В результате британские правители начали понимать, что их руководство внутренней экономикой дало им серьезное преимущество в использовании отношений между подданными различных политических юрисдикций в качестве невидимого инструмента правления другими суверенными государствами. И это понимание убедило британских правителей после наполеоновских войн в необходимости поддерживать и защищать силы демократического национализма сначала в Америках, а затем и в Европе от реакционных тенденций своих бывших династических союзников. И с ростом национального могущества этих сил выросла и способность британских правящих групп возглавлять межгосударственную систему и управлять ею в деле дальнейшего увеличения своего богатства, власти и престижа внутри страны и за рубежом 433 .
Силы «демократического национализма» поддерживались не просто так, а с довольно прозаичной целью, последствия которой, однако, для самих британских элит были неясны. Демократизация политики и поощрение либеральной буржуазии в Европе проводились Британией для установления режима свободной торговли, которую выбирали образованные либералы и буржуа других стран, тем самым платя за политическую поддержку извне. Получив доступ к управлению, крупная и средняя буржуазия чувствовала себя теперь гораздо более уверенно, чем раньше. Новые правительства и парламенты открывали внутренние рынки – хотя это и разрушало местную промышленность и ручную индустрию, но торгово-финансовые операции в расширенном и открытом социальном пространстве позволяли быстро накапливать большие капиталы, которые были вложены в создание новых предприятий. Это обусловило скорость и объем экономического бума. И если британская промышленность испытала триумф в начале этой экспансии, то финансовый успех был на стороне Сити до, во время и после бума.

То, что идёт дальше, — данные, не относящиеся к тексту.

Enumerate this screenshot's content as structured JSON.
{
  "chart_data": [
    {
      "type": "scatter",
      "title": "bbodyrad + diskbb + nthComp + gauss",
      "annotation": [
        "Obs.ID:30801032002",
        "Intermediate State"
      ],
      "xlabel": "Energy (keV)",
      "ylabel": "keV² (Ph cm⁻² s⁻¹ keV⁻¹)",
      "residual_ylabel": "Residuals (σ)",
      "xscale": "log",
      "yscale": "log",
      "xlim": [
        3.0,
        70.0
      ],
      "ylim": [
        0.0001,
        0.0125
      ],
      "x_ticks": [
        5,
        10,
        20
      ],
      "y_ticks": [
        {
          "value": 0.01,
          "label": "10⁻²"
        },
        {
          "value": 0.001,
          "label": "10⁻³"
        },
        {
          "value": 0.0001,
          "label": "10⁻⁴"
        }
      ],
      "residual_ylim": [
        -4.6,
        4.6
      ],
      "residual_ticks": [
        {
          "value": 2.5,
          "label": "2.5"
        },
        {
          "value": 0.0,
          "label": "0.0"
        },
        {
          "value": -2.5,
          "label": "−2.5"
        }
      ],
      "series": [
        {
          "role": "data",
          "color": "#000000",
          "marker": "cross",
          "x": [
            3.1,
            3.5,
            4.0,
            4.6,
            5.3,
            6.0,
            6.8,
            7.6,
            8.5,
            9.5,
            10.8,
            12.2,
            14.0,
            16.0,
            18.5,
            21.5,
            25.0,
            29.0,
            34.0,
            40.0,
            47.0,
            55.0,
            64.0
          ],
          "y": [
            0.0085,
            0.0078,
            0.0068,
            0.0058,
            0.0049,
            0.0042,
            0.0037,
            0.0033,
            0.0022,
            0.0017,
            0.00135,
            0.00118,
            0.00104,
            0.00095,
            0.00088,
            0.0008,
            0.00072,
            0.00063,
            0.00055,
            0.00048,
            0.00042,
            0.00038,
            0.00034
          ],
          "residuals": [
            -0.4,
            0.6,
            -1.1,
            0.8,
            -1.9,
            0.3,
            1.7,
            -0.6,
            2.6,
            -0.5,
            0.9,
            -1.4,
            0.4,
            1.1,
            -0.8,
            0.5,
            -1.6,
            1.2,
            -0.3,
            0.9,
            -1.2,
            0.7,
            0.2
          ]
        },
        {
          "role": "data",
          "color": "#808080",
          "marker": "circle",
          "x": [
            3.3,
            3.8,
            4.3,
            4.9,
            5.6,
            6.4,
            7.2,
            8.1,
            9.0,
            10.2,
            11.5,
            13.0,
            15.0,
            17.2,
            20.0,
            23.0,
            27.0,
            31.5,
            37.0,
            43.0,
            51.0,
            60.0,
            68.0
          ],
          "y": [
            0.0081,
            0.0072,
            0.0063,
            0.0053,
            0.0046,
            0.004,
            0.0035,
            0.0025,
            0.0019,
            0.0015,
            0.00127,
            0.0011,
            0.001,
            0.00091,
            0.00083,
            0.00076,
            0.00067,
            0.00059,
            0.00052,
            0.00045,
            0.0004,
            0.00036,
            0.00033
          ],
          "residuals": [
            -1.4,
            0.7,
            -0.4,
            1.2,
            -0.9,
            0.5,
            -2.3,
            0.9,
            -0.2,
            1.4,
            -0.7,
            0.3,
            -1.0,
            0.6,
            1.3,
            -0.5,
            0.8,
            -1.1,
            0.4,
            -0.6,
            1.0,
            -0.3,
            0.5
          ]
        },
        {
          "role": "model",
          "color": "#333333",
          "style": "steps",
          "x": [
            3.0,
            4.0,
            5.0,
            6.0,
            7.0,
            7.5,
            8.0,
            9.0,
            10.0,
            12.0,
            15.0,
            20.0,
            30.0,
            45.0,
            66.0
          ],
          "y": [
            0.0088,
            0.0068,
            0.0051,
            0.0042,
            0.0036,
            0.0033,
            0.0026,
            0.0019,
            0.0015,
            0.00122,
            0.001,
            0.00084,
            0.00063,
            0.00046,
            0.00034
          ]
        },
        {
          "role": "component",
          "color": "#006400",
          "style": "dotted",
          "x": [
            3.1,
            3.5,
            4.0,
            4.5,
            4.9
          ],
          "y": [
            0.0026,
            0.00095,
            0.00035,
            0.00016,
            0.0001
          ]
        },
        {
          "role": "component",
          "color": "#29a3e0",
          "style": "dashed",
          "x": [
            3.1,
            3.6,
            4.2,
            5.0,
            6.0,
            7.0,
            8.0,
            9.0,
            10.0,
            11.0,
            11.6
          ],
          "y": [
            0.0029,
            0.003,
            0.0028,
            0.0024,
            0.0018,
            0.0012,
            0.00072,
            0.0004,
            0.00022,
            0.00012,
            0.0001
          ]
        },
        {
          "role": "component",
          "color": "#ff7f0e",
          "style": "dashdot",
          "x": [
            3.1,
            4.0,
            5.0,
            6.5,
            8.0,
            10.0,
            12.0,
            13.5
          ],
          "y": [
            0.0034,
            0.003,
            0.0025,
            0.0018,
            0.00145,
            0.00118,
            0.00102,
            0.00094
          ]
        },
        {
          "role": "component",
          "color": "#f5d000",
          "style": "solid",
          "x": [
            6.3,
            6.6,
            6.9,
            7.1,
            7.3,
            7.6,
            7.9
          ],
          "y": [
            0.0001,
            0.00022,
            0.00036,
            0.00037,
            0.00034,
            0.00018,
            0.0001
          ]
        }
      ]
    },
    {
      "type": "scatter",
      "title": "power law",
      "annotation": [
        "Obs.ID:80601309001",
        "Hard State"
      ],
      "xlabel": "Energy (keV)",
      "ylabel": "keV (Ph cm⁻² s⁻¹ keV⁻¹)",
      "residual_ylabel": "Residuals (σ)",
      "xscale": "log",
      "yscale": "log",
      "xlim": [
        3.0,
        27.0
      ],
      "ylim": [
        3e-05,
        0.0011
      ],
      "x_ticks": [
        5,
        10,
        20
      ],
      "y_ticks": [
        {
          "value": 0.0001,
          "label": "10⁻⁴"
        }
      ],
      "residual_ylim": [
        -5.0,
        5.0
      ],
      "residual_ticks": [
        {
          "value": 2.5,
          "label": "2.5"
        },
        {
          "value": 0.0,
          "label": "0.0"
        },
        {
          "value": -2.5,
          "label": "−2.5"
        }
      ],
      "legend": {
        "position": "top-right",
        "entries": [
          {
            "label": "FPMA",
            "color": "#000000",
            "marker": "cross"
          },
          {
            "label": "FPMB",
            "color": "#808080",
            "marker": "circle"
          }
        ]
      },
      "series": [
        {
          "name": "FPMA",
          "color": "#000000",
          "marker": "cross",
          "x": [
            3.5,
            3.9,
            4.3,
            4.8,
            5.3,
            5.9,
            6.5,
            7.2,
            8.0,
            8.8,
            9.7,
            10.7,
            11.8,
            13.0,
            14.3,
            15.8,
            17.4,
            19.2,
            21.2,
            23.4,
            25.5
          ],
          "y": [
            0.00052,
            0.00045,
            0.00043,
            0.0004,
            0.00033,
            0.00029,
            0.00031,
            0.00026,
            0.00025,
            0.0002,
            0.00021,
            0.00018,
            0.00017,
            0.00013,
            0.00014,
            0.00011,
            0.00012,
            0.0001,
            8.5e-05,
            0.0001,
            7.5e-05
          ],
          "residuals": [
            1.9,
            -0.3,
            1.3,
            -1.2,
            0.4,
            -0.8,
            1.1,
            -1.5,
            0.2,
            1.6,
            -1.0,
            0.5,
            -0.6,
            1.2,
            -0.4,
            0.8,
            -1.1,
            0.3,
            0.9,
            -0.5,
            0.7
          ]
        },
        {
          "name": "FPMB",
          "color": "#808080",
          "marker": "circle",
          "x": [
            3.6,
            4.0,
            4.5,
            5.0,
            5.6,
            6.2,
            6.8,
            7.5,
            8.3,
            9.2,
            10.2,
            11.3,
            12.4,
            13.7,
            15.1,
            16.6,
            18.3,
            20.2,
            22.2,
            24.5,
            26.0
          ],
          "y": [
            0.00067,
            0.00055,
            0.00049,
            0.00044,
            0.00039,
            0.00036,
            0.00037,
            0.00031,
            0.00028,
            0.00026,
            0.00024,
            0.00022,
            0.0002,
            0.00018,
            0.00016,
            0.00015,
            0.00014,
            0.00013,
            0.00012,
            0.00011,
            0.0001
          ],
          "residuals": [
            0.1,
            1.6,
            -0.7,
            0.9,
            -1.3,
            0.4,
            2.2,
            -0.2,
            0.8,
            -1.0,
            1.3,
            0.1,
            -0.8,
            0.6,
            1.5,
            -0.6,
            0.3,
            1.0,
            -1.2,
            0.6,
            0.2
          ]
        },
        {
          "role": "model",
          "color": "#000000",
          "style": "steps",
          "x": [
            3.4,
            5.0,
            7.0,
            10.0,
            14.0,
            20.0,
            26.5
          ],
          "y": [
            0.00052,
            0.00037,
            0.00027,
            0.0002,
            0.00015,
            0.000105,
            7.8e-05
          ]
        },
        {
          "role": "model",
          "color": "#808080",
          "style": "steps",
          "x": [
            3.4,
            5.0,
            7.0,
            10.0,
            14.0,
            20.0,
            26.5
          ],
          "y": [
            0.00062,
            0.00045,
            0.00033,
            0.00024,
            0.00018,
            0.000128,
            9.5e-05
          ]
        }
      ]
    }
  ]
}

Повсеместное и тотальное установление принципа свободной торговли, снижение пошлин и способствование либерализации на практике усиливает то общество, которое давно и успешно идет по рыночному пути. Но при этом ослабляет, экономически и политически подрывает общество, которое имело иную хозяйственную историю и вступает в рыночные отношения с другими 434 .
Естественно, поддержка прав и свобод осуществлялась таким образом, чтобы не нарушить текущее положение Британии, а напротив, еще более его усилить, и в отношении союзников и конкурентов гегемон отличался завидным непостоянством. Политика Британии как гегемона исходила из сохранения «баланса сил» внутри контролируемой Лондоном системы отношений, в связи с чем гегемон всегда и последовательно боролся с самым крупным из остальных участников. Таковым вначале была Франция, после победы над ней – Россия.
Апелляции к прекрасным образцам нравственности и прогресса воодушевляли публику, но не определяли политику. Европейские правительства были наследниками двухсотлетних традиций вспоможения и ограждения внутренних экономик, но имели для Британии важное политическое значение, так что Лондону было желательно и сохранить политическое общение с этими странами, и подчинить их внутренние рынки. Поддержка оппозиционных политических движений в Европе делала новые правительства и парламенты податливыми к просьбам и пожеланиям Уайтхолла и Сити, преодолевая прежний консерватизм, но в будущем демократизация сказалась на положении европейских сообществ самым благоприятным образом, создав средний класс и повысив уровни доходов всего населения.